Die re-islamisierten Frauen waren der Referentin zufolge danach bekannter und erhielten weit mehr mediale Aufmerksamkeit als in ihren früheren Berufen. „Sehr bald kursierte das Gerücht, die ehemaligen Künstlerinnen würden für ihre Re-Konversion zum Islam fürstlich bezahlt, und womöglich war das in manchen Fällen der Fall.“ Ein finanzieller Anreiz allein reiche aber nicht als Erklärung aus, „vor allem nicht mit Blick auf den Gender-Aspekt dieser Islam-Bekenntnisse. Denn von einer entsprechenden männlichen Bewegung ist nichts bekannt. Sicher re-konvertierten auch männliche Schauspieler und Sänger zum Islam, aber sie zogen bei weitem nicht dieselbe mediale Aufmerksamkeit auf sich wie die Frauen“, unterstrich die Heidelberger Forscherin.

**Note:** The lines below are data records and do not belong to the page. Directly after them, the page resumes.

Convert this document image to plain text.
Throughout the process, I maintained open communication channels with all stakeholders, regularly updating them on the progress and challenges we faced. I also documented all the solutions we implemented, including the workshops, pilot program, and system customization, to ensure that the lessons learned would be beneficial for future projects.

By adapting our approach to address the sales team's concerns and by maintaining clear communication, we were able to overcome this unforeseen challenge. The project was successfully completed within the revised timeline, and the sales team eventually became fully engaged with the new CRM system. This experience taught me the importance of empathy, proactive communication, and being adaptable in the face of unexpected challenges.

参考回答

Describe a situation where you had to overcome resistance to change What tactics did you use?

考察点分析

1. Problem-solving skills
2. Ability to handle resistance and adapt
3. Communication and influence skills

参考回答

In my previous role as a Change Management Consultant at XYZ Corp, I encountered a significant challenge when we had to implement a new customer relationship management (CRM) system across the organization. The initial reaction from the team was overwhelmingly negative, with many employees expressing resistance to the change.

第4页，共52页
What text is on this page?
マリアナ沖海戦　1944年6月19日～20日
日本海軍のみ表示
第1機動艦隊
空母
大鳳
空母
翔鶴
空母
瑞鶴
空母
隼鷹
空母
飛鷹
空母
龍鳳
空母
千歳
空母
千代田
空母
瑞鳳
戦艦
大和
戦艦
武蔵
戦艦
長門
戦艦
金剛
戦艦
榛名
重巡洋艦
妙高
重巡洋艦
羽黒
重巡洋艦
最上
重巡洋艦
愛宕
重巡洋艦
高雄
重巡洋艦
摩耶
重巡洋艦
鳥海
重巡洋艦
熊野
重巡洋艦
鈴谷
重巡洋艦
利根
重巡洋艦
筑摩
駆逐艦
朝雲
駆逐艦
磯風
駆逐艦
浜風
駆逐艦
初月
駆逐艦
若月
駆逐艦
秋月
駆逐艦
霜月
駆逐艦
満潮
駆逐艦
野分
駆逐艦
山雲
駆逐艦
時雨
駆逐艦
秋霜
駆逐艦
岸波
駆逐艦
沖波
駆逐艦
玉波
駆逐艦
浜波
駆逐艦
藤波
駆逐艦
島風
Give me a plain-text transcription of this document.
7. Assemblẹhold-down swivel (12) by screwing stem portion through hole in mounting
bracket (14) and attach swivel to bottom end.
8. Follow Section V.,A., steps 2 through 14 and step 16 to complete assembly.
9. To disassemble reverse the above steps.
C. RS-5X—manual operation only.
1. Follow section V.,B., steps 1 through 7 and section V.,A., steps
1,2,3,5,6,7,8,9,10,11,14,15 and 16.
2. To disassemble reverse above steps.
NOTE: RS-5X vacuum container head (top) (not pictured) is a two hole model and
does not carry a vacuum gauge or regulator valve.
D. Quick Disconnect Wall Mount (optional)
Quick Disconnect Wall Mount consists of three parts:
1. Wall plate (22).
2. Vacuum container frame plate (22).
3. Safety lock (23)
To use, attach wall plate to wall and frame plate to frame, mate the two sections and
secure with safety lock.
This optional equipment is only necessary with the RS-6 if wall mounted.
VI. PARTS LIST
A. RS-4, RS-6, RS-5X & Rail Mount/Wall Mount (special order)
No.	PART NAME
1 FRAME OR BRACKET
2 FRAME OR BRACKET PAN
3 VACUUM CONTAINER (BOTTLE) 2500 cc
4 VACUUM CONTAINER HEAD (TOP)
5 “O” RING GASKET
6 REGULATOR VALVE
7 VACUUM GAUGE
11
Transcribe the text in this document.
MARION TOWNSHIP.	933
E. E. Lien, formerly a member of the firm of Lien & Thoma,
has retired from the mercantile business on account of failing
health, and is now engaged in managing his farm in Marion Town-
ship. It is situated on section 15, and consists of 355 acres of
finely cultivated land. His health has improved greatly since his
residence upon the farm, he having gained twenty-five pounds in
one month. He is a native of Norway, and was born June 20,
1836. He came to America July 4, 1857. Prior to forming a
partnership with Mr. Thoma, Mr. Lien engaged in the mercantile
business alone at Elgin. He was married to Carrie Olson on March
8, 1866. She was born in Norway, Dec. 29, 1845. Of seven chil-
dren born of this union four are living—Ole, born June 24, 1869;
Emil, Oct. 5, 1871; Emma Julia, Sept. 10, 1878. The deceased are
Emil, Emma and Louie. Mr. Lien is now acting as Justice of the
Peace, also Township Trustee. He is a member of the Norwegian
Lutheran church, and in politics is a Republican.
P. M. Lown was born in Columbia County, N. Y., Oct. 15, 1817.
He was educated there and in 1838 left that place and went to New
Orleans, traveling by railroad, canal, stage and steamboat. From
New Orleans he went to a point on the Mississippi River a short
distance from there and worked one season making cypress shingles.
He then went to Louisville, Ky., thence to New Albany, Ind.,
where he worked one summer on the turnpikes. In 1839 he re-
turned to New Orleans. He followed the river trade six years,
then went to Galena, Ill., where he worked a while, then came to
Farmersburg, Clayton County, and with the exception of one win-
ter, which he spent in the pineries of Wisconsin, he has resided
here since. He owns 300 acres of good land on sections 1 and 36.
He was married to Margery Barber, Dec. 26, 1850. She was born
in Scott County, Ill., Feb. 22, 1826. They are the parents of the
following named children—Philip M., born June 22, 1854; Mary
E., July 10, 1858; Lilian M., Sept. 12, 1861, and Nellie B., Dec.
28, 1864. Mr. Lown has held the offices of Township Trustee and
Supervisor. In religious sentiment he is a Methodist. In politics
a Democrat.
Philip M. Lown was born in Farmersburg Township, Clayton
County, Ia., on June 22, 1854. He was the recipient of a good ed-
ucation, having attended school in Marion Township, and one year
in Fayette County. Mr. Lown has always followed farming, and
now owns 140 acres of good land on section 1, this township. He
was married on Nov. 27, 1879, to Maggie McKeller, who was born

„Mit dem Schleier in die Öffentlichkeit“

Vorbild dieser Lebenswenden war dem Vortrag zufolge die Autorin Kariman Hamza gewesen. Bereits in den 1970er Jahren habe sie „nicht trotz, sondern wegen ihrer Verschleierung“ eine mediale Karriere gemacht. „Bis heute tritt sie als Ikone der Verschleierungsbewegung auf“, so Prof. Enderwitz. Der Vortrag trug den Titel „Mit dem Schleier in die Öffentlichkeit: Ein Phänomen der (Re-)Konversion in Ägypten“. Zunächst war die Arabistin Prof. Dr. Barbara Winckler von der WWU im Programm vorgesehen, die ihren Vortrag absagen musste.

Prof. Enderwitz hat den Lehrstuhl für Sprachen und Kulturen des Vorderen Orients an der Universität Heidelberg inne. Sie ist Principal Investigator im Heidelberger Exzellenzcluster „Asia and Europe in a Global Context“. Zu ihren Forschungsschwerpunkten gehören die Entstehung und Entwicklung des Islams, die Sozial- und Kulturgeschichte des Mittelalters sowie die Geschichte der arabischen Länder in der Moderne.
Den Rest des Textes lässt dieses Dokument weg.